Why? Because you only care about the profitability of that keyword, and ACoS is your metric for profitability. CTR is not correlated with ACoS, and therefore is not relevant to your decision. ACoS is all you need! So stop worrying about your low CTR keywords!
To understand the relationship more fully, let’s look at two scatterplots of ACoS and CTR. We separated it into two plots to account for volume: low-volume keywords and high-volume keywords behave differently. You can see that neither plot shows any kind of correlation:

Scatterplot of ACoS vs CTR for low-volume and high-volume keywords

ACoS vs CTR for low-volume and high-volume keywords

 

Wow, right? It’s pretty remarkable how uncorrelated these metrics are. There is virtually no relationship between CTR and ACoS. In other words, the distribution is close to random. While intuitively one might think that a higher CTR would lead to a lower ACoS, that’s not the case in reality.  

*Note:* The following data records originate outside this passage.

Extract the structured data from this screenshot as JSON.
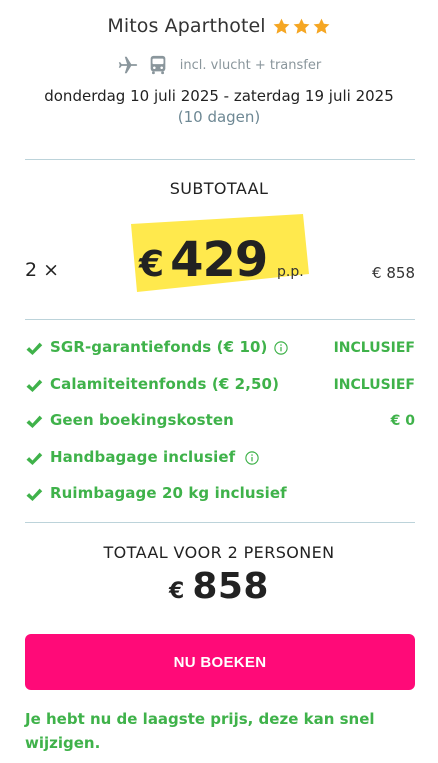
{
  "hotel": {
    "name": "Mitos Aparthotel",
    "stars": 3,
    "star_color": "#f5a623"
  },
  "transport": {
    "icons": [
      "airplane-icon",
      "bus-icon"
    ],
    "text": "incl. vlucht + transfer"
  },
  "trip": {
    "dates": "donderdag 10 juli 2025 - zaterdag 19 juli 2025",
    "duration": "(10 dagen)"
  },
  "subtotal": {
    "title": "SUBTOTAAL",
    "quantity": "2 ×",
    "currency": "€",
    "price": "429",
    "per_person": "p.p.",
    "amount": "€ 858",
    "highlight_color": "#ffe94d"
  },
  "features": [
    {
      "label": "SGR-garantiefonds  (€ 10)",
      "info": true,
      "status": "INCLUSIEF"
    },
    {
      "label": "Calamiteitenfonds  (€ 2,50)",
      "info": false,
      "status": "INCLUSIEF"
    },
    {
      "label": "Geen boekingskosten",
      "info": false,
      "status": "€ 0"
    },
    {
      "label": "Handbagage inclusief",
      "info": true,
      "status": ""
    },
    {
      "label": "Ruimbagage 20 kg inclusief",
      "info": false,
      "status": ""
    }
  ],
  "total": {
    "title": "TOTAAL VOOR 2 PERSONEN",
    "currency": "€",
    "amount": "858"
  },
  "book_button": {
    "label": "NU BOEKEN",
    "color": "#ff0a78"
  },
  "note": "Je hebt nu de laagste prijs, deze kan snel wijzigen.",
  "colors": {
    "green": "#3fb24a",
    "divider": "#bcd3da"
  }
}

(Low volume keywords are skewed to the right because when a keyword doesn’t have many impressions it’s hard to have a low CTR. For example, if a keyword has 100 impressions the first click makes the CTR 1%!)

Thus we can conclude: A keyword with a great CTR is just as likely to have a high (expensive) ACoS as it is to have a low (good) ACoS. You could have a keyword with very low clickthrough that still produces a low cost of sale. Perhaps the cost per click (CPC) is very low, or you see really great conversion for the clicks you do get. In any case, it is not wise to assume anything about ACoS from the CTR.

Side Note on “Normal” Ranges

Interestingly, the average values here are ACoS = 30% and CTR = 0.3%. This maps pretty well to the general standard in the Amazon world, i.e., that a good profit margin is around 30% and a good CTR to aim for is 0.3%. The data support that!

 

The data also show that there is a large range of “normal” values that are profitable for sellers. If we define “normal” as the middle 50%, then normal CTRs range from 0.18% to 0.63% and normal ACoS range from 15% to 55%.

25th Percentile 75th Percentile
CTR 0.18% 0.63%
ACoS 15% 55%

 

Main Takeaway

If you care about profitability of your campaigns, focus exclusively on ACoS. ACoS is a direct measure of profitability. Since CTR is not related to profitability, it’s best to ignore it.

Objection – But Amazon Cares About CTR!

It’s true that Amazon takes CTR into account when evaluating how your ad ranks in the ad auction. One strategy to control this is to split up keywords into two or more ad groups based on CTR performance. This will allow your high CTR keywords to flourish but runs the risk of Amazon evaluating your low-ACOS + low-CTR keywords poorly. This takes time but might be worth it for you if you are concerned. We’ll write more about the tradeoffs involved with this in the future.